Temperature-induced alterations in the metabolic activation of benzo[ a]pyrene to DNA-binding metabolites in the Bluegill fry cell line BF-2

Abstract

Many carcinogenic chemicals such as the environmental pollutant benzo[ a]pyrene (B[ a]P) require metabolic activation to reactive DNA-binding intermediates in order to induce cancer formation.

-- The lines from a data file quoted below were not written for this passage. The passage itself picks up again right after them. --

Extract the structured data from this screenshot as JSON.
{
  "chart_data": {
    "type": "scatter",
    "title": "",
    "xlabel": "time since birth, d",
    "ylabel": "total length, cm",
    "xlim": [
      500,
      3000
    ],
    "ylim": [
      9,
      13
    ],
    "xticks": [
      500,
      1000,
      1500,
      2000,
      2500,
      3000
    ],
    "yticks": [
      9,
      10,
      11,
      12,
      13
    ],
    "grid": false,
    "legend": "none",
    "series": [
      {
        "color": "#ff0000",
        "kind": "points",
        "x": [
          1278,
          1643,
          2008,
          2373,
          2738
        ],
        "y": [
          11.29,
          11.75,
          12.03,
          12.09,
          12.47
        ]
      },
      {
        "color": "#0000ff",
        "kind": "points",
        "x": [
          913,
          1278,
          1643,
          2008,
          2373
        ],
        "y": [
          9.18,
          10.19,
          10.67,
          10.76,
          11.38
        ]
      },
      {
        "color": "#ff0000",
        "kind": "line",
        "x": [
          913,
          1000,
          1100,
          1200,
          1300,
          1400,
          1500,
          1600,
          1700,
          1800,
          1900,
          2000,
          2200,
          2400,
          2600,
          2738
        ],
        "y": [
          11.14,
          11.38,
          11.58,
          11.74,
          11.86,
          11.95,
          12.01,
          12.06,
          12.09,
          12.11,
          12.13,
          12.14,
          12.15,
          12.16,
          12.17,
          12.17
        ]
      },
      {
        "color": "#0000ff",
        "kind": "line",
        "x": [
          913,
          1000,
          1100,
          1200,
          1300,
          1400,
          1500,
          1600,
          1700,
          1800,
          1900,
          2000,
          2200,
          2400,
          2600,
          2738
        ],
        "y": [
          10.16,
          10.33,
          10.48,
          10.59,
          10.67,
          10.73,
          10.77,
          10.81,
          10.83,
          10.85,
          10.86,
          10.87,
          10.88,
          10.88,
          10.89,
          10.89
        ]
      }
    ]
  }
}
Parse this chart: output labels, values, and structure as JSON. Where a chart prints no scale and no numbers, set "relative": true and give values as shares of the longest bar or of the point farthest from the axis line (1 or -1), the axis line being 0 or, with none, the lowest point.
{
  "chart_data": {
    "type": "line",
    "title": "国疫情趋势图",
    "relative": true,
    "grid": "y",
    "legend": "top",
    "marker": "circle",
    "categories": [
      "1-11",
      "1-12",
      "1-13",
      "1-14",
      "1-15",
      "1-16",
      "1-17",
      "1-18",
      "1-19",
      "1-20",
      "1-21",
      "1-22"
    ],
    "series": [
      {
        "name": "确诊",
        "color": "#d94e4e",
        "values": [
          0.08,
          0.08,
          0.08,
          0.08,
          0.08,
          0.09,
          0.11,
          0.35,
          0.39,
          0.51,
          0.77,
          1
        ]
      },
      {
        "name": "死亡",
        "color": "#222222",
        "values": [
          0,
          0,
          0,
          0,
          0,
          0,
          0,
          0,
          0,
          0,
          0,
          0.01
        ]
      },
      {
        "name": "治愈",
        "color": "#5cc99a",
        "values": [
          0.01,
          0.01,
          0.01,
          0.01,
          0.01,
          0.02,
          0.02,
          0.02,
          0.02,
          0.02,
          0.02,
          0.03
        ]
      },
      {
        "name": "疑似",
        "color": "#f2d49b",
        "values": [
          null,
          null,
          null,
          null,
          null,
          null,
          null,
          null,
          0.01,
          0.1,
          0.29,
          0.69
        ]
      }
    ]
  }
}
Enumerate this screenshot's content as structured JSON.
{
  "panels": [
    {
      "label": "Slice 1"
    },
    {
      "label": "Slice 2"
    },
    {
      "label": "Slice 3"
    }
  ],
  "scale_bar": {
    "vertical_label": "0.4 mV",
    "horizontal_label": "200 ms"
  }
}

To determine whether the temperature of incubation affects the proportion of B[ a]P metabolized to DNA-binding metabolites as well as the amount of B[ a]P metabolized, cultures of the Bluegill ( Lepomis macrochirus) fry cell line BF-2 maintained at 23°C and 35°C were exposed to [ 3H]B[ a]P. Exposure at 35°C resulted in an increase in the amount of B[ a]P metabolized by 61% at 24 h compared with cultures incubated at 23°C. The amount of B[ a]P-9,10-diol present in the medium was similar at both temperatures, but the amount of water-soluble metabolites was greater in the cultures maintained at 35°C. The amount of B[ a]P bound to DNA in cultures exposed to B[ a]P at 35°C was 97% greater at 24 h and 61% greater at 48 h than in cultures exposed at 23°C. The increase in the major B[ a]P-deoxyribonucleoside adduct, (+)- anti-B[ a]P-7,8-diol-9,10-epoxide (B[ a]PDE; the isomer with the epoxide and benzylic hydroxyl on opposite faces of the molecule)-deoxyguanosine at 35°C, was 314% and 100% at 24 h and 48 h, respectively. There was no significant change in the amount of syn-B[ a]PDE (the isomer with the epoxide and benzylic hydroxyl on the same face of the molecule)-deoxyguanosine. These results indicate that although the amount of B[ a]P metabolized by BF-2 cell cultures is 60% greater at 35°C than at 23°C, the amount of B[ a]P bound to DNA through the (+)- anti-B[ a]PDE increased by more than 300%. Thus increased temperature can increase the proportion of B[ a]P metabolized to an ultimate carcinogenic metabolite in BF-2 cells in culture.